Die Gesamtjagdfläche von Pittersberg-Ortsflur sind 197,58 Hektar und Wildschäden gab es laut Jagdvorstand Martin Schmid im abgelaufenen Jagdjahr 2025 nicht. Schmid begrüßte eingangs seine anwesenden 19 Jagdgenossen, die Liste zählt allerdings immerhin 114 Mitglieder an der Zahl. Der Rest schenkte ihr Vertrauen der Vorstandschaft schon im Vorfeld. Und herzlich willkommen hieß er auch die drei Jagdpächter mit Sprecher Johann Vornlocher, Hans Rester sowie Hubert Huger. Für organisiertes, gutes Jägergulasch mit Semmelknödeln als Stärkung schon eingangs bedankten sich alle bei Gabriela Beer.
Bei kurzer Stille wurde zu Beginn auch des 2025 verstorbenen, langjährigen Kassiers der Gemeinschaft Peter Scheibl gedacht, sein Sohn Andreas habe, so Schmid, das Kassengeschäft übernommen. Der Erläuterung seiner Ausgaben im abgelaufenen Jahr folgte die Bestätigung der Richtigkeit durch Kassenprüfer Georg Raß.
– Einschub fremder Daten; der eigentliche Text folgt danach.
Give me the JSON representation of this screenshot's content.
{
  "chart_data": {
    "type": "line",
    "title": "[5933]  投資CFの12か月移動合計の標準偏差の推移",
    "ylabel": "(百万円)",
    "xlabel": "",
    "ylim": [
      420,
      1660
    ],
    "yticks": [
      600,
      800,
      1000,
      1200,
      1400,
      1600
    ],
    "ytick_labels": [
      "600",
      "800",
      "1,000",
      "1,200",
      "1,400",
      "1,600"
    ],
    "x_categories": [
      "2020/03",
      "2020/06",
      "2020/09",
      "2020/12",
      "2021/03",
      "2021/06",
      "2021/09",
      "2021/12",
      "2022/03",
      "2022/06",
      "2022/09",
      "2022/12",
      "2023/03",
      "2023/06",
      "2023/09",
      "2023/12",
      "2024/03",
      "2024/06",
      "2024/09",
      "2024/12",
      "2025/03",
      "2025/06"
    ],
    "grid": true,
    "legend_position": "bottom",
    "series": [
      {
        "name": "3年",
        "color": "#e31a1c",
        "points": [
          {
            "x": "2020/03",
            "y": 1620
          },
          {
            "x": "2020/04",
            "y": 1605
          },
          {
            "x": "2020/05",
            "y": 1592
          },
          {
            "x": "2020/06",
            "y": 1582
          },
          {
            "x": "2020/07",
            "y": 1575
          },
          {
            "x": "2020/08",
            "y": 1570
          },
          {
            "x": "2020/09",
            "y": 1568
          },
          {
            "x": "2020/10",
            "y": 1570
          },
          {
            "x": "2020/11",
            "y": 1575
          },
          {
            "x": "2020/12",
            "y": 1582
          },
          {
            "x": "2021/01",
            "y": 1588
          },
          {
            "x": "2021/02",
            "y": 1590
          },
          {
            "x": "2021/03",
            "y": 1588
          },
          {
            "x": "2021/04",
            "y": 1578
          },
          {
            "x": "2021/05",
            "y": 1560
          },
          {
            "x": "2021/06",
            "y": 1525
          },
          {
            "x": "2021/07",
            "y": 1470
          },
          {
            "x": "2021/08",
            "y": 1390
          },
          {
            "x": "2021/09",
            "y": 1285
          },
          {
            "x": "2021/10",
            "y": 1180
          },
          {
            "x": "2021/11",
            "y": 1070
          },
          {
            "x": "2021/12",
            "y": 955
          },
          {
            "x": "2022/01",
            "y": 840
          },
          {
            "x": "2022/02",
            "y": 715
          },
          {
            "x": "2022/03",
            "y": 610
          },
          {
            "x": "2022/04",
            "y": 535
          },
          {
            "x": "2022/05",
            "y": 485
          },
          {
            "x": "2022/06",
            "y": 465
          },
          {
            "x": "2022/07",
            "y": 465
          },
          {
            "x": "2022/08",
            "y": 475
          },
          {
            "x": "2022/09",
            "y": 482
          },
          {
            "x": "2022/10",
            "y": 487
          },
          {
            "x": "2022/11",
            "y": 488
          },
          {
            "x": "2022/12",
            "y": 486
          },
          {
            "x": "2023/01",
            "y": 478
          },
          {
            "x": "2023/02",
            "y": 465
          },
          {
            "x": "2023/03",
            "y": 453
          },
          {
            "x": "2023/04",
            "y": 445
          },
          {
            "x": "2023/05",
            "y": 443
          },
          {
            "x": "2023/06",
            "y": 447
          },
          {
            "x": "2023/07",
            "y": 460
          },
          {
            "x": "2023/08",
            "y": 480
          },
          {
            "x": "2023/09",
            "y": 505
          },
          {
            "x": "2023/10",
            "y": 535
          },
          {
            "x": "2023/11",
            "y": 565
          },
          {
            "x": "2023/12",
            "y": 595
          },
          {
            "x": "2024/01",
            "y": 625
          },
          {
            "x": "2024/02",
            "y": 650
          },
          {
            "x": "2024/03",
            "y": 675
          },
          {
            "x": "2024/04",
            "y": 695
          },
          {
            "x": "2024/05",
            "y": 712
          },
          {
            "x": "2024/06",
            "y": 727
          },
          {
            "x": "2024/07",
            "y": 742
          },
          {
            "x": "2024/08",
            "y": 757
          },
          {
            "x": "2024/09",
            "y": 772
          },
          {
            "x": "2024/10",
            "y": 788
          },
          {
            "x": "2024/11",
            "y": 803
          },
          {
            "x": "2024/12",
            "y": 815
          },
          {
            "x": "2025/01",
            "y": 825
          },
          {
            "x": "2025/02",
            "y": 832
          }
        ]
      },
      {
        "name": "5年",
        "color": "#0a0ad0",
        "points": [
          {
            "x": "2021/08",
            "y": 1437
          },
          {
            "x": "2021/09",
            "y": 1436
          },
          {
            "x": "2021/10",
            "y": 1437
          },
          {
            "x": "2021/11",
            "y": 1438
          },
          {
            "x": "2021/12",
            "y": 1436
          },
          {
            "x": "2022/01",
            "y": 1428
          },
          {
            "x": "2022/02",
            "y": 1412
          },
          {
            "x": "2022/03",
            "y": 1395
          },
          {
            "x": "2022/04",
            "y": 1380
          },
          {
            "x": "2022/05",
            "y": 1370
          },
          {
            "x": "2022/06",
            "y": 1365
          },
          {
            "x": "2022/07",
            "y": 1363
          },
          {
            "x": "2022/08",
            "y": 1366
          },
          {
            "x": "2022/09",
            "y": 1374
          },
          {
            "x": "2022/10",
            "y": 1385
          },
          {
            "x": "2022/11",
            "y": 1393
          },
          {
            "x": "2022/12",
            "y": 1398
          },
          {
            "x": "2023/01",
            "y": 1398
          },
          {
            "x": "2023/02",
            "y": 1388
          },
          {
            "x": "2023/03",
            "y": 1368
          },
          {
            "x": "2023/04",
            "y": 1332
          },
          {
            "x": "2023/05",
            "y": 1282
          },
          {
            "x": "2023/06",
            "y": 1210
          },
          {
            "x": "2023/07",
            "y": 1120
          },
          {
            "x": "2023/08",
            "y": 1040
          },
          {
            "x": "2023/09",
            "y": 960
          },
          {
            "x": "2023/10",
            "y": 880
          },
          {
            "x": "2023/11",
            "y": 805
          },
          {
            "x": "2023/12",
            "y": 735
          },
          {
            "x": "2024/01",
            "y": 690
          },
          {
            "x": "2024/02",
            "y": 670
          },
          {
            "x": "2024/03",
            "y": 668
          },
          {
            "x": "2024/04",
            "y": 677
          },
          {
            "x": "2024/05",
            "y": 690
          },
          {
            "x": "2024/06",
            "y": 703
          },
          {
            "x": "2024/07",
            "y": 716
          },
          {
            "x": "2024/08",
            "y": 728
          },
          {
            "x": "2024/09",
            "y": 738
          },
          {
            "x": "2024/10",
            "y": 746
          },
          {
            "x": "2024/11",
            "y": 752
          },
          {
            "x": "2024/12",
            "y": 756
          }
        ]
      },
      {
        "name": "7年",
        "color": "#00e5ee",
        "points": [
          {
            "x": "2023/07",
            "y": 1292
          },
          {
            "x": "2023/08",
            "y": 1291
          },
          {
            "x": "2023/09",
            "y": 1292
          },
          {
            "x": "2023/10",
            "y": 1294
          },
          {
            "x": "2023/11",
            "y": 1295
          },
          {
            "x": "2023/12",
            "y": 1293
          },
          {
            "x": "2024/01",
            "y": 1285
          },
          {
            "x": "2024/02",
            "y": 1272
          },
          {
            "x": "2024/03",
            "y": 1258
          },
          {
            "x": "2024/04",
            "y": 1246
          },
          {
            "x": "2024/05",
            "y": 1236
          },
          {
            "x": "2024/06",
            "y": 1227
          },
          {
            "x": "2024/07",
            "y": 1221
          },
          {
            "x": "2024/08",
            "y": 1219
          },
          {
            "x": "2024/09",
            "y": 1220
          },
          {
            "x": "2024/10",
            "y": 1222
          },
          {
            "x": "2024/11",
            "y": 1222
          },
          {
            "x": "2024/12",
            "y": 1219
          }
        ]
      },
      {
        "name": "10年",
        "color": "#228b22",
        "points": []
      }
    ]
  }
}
Und ein insgesamt positiver Bericht für das abgelaufenen Jagdjahr 25/26 durch Jägersprecher Johann Vornlocher schloss sich an. Der dreijährige Abschussplan sei erfüllt worden, wobei er hierfür auch seinen Jägerkollegen dankte. Jagdvorstand Martin Schmid mit dessen Vorstandschaft, wie auch allen Jagdgenossen sagte er gleichen Dank für die ganzjährige, konstruktive und, wie er meinte, vertrauensvolle Zusammenarbeit im Interesse von Jagd und Ort.
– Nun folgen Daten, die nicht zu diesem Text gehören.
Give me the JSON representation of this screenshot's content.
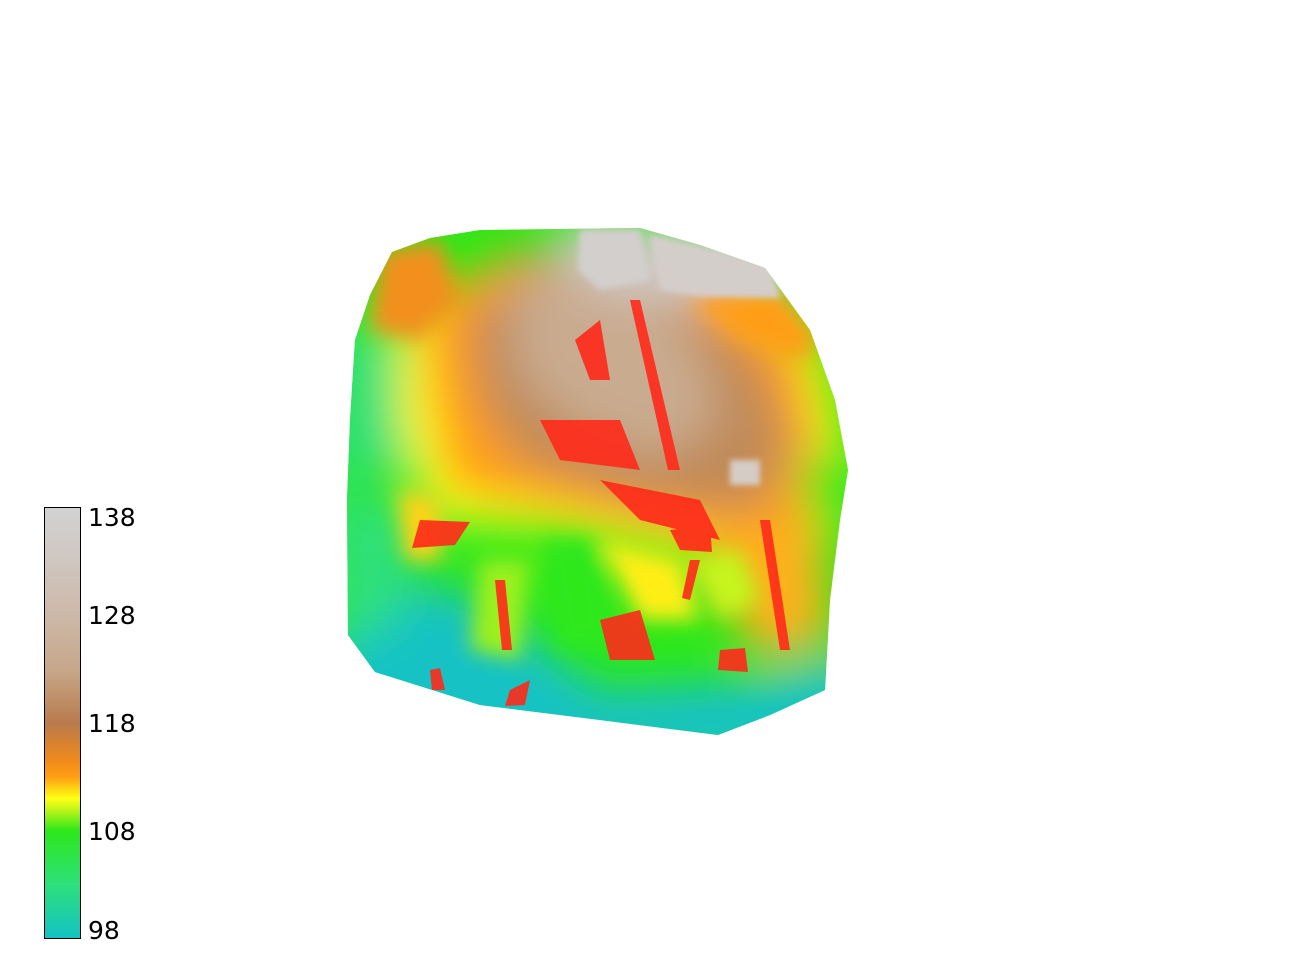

Sein wichtigster Grundsatz bleibe auch für die Zukunft: Bei Jagdproblemen aller Art „miteinander reden und nicht übereinander!“ Im Bereich der B 85 seien 2025 beispielsweise drei Stück Fallwild angefallen und bei tatsächlichem Verbiss durch Wild müsse halt in Absprache der Jäger mit den Jagdgenossen teilweise der Jagddruck erhöht werden. Vornlocher verwies in dem Zusammenhang auch ausführlich auf das aktuell ab dem 1.4.2026 geänderte bayerische Jagdgesetz durch den Landtag.
Schließlich wurde von den Jagdgenossen ab dem 1.4.2026 auch der beantragten Änderung der Jägergemeinschaft einvernehmlich zugestimmt. Hans Rester von Arling schied nach gut 50 Jahren als Jäger offiziell aus, sein Sohn Christian tritt als Waidmann in des Vaters Fußstapfen und geht so künftig ebenso leidenschaftlich der Jagd nach. Beide bedankten sich bei den Jagdgenossen herzlich. Und beim Punkt Verschiedenes kam der weitere Wegebau um den Ort zur Sprache. Die Jagdgenossen stimmten dem Vorschlag von keiner Pachtauszahlung zu, sondern mit dem Geld wolle man in Absprache weiter den Vorteil des Wegeausbaus zugunsten aller Bürger verfolgen.